Les autorités ont laissé les bateaux étrangers pêcher sur nos comptes au détriment de ceux sénégalais »
A 22 kilomètres de Bargny, Toubab Dialaw aussi confesse ses peurs. Village de 2913 habitants de la communauté rurale de Yenne, c’est un coin où il fait bon vivre. Sous la caresse d’un vent frais qui se mélange à la brise marine s’échappant de la plage, ce doux coin de l’arrondissement de Sangalkam sait charmer toute personne qui y entre. Mais, il est aussi frappé par l’émigration. Ibou Ndiol, pêcheur. « Si les jeunes prennent la pirogue, c’est parce que la vie est chère.
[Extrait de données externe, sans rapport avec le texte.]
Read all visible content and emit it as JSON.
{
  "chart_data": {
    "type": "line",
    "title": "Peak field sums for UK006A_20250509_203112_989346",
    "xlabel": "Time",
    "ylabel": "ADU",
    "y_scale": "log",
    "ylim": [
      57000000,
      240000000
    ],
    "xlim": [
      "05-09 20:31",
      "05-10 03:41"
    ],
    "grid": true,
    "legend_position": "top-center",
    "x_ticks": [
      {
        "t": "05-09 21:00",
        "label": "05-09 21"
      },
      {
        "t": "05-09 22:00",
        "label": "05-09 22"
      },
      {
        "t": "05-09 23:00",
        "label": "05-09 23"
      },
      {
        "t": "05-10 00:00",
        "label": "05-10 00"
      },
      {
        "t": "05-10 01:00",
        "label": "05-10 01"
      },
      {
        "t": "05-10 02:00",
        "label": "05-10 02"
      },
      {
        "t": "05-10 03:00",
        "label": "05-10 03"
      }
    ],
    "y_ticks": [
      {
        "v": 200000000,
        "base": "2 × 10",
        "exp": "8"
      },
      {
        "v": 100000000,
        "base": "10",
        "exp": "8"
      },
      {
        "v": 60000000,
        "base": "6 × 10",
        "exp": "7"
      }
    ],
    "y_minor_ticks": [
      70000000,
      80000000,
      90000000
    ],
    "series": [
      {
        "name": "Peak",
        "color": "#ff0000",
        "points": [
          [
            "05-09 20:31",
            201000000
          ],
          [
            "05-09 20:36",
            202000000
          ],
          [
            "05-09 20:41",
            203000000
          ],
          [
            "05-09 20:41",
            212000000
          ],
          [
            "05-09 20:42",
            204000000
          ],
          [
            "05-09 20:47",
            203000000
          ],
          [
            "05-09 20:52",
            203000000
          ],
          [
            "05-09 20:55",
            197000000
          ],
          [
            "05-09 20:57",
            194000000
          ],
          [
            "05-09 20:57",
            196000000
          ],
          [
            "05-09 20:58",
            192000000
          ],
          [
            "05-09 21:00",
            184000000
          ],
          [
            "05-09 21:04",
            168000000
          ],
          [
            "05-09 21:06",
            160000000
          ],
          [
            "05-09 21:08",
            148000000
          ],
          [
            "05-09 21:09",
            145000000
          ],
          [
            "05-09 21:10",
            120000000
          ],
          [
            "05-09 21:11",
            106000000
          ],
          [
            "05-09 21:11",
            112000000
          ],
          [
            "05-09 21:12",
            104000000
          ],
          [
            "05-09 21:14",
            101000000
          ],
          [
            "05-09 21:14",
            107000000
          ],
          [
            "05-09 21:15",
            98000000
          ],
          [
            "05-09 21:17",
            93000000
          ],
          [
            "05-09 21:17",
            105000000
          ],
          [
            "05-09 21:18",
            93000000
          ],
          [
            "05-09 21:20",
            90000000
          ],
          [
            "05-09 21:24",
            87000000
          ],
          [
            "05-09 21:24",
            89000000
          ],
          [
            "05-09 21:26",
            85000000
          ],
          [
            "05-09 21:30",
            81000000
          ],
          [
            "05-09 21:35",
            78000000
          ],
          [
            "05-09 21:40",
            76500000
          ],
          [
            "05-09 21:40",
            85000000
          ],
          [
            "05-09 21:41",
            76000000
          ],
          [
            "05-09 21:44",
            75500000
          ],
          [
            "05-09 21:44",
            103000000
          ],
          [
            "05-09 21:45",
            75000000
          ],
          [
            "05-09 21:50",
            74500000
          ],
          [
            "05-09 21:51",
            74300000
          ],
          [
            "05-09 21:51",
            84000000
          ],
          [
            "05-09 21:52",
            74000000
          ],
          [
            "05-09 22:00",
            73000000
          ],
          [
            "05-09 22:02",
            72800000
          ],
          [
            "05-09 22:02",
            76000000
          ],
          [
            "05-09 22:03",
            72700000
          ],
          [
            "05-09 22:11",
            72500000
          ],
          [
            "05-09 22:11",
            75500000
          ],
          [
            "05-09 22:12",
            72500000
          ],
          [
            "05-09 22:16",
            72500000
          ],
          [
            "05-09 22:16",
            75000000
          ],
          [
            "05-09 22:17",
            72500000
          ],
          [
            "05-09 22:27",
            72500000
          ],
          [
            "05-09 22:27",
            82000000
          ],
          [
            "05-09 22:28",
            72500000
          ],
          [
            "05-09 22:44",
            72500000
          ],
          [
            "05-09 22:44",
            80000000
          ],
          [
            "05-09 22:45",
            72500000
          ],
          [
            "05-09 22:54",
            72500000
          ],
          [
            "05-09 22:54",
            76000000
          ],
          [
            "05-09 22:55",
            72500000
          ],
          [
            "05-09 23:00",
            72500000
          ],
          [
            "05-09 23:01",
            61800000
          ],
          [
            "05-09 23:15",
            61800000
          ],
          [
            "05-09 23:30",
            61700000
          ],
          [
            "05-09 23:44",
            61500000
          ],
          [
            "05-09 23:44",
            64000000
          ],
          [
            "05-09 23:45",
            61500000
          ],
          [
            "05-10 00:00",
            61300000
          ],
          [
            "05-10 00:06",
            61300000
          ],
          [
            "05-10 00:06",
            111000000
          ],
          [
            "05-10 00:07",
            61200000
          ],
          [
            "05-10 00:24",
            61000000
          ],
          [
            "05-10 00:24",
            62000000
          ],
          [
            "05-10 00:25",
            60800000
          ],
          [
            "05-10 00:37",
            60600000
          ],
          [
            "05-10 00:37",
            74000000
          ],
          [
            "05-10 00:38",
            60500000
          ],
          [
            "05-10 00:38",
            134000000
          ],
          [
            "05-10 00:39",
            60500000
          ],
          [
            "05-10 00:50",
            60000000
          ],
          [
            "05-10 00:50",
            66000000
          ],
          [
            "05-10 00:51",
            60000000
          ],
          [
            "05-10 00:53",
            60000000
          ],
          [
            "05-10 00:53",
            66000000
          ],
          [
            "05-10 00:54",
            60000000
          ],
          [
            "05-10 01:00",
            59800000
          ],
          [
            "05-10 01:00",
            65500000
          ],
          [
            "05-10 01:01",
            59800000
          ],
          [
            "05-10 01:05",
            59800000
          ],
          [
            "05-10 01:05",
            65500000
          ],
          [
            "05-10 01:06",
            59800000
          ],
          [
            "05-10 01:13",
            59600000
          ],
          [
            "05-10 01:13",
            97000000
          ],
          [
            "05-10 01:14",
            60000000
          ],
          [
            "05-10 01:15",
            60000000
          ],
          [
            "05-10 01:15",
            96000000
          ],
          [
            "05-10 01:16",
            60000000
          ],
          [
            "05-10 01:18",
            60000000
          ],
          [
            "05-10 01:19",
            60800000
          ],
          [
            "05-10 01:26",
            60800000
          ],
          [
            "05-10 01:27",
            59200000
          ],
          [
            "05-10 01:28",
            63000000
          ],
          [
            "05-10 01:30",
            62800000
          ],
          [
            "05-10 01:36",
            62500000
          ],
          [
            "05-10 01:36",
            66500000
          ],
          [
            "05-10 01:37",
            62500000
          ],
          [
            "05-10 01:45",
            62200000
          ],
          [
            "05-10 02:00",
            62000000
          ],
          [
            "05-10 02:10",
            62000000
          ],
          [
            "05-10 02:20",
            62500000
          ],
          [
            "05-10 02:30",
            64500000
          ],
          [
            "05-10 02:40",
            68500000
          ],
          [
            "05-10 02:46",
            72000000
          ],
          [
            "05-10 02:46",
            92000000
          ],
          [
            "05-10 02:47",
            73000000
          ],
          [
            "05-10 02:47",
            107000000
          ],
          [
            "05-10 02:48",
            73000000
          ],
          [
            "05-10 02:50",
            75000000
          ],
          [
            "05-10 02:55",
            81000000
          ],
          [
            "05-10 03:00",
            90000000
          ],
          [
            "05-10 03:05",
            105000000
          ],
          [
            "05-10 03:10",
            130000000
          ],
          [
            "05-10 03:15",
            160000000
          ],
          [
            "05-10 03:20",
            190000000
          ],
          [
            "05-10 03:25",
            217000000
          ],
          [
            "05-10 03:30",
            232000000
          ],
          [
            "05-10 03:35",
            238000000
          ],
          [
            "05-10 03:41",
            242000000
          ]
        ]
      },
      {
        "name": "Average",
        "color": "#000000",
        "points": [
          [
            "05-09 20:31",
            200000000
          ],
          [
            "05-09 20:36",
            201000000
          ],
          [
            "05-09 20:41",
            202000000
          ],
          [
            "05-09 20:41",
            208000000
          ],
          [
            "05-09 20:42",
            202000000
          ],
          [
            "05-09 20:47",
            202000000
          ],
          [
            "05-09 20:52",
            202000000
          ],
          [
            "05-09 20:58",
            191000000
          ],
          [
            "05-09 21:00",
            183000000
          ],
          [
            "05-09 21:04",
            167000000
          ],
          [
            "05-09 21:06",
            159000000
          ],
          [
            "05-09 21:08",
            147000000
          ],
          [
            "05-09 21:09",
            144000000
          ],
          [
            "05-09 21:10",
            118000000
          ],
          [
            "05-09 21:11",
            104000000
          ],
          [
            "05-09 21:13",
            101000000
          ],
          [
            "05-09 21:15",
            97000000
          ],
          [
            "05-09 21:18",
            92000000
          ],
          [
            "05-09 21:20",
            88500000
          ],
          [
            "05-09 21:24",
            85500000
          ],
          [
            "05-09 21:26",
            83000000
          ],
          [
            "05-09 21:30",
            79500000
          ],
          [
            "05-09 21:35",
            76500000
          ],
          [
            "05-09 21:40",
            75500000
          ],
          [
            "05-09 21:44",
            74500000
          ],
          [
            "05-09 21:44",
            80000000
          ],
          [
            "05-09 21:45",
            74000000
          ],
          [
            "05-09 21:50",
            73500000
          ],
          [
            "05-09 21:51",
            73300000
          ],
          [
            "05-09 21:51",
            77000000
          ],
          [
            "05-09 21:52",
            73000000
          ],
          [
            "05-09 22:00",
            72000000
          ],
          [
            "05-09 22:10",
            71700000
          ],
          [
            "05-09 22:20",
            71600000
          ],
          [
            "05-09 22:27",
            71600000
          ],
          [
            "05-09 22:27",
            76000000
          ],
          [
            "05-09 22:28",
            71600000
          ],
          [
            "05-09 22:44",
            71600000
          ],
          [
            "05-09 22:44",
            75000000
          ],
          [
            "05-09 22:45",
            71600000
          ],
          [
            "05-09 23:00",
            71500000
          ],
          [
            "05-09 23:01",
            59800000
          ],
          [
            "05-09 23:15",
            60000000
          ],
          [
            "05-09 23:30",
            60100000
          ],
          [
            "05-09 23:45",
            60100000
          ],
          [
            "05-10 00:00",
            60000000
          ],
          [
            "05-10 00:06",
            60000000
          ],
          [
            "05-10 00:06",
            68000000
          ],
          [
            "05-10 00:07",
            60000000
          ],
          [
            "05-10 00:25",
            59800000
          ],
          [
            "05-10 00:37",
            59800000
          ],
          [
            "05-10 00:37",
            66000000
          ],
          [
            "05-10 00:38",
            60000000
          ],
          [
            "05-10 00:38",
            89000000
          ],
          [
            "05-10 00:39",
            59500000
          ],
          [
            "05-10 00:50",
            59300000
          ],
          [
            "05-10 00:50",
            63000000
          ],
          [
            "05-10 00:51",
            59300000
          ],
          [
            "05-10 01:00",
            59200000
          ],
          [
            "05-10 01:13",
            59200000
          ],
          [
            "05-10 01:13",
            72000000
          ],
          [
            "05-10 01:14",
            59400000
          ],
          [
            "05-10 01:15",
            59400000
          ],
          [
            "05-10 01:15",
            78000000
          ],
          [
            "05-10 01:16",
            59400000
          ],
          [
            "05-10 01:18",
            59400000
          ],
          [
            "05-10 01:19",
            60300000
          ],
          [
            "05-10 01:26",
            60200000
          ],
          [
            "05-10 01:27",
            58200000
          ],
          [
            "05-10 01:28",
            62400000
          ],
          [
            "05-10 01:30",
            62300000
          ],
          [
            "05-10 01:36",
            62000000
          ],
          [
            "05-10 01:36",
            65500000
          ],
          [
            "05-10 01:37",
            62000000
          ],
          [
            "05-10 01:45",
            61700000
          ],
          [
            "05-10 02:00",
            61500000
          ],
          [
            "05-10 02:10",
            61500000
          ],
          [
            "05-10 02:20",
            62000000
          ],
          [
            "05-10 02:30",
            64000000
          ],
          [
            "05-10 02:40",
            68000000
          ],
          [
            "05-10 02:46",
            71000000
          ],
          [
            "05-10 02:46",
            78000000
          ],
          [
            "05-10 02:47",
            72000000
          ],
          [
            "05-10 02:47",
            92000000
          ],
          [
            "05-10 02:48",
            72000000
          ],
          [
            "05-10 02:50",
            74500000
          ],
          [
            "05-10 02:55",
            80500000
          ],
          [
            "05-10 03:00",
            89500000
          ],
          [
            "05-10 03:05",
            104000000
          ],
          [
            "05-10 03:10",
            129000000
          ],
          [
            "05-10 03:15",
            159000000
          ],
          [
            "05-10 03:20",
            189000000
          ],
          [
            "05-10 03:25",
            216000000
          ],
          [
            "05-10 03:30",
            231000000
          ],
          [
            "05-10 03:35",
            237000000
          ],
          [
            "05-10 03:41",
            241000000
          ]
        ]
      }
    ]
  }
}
Ce n’est pas facile d’entendre les gouvernants parler de milliards alors qu’ils tirent le diable par la queue.» Pourtant, Ndiol ne veut rien du Vieux Continent. « J’ai été en Espagne de 2001 à 2005. Je travaillais dans un bateau. Être migrant là-bas n’est pas facile. Les migrants souffrent beaucoup. Mais, actuellement, la vie au Sénégal est pire. Le jeune qui va en Europe peut certes faire le même travail qu’il faisait au Sénégal ou même pire mais au moins il gagne de l’argent. Après quelques années en Espagne, il peut construire une maison alors que s’il reste au Sénégal, il va s’entasser dans une maison avec dix personnes.»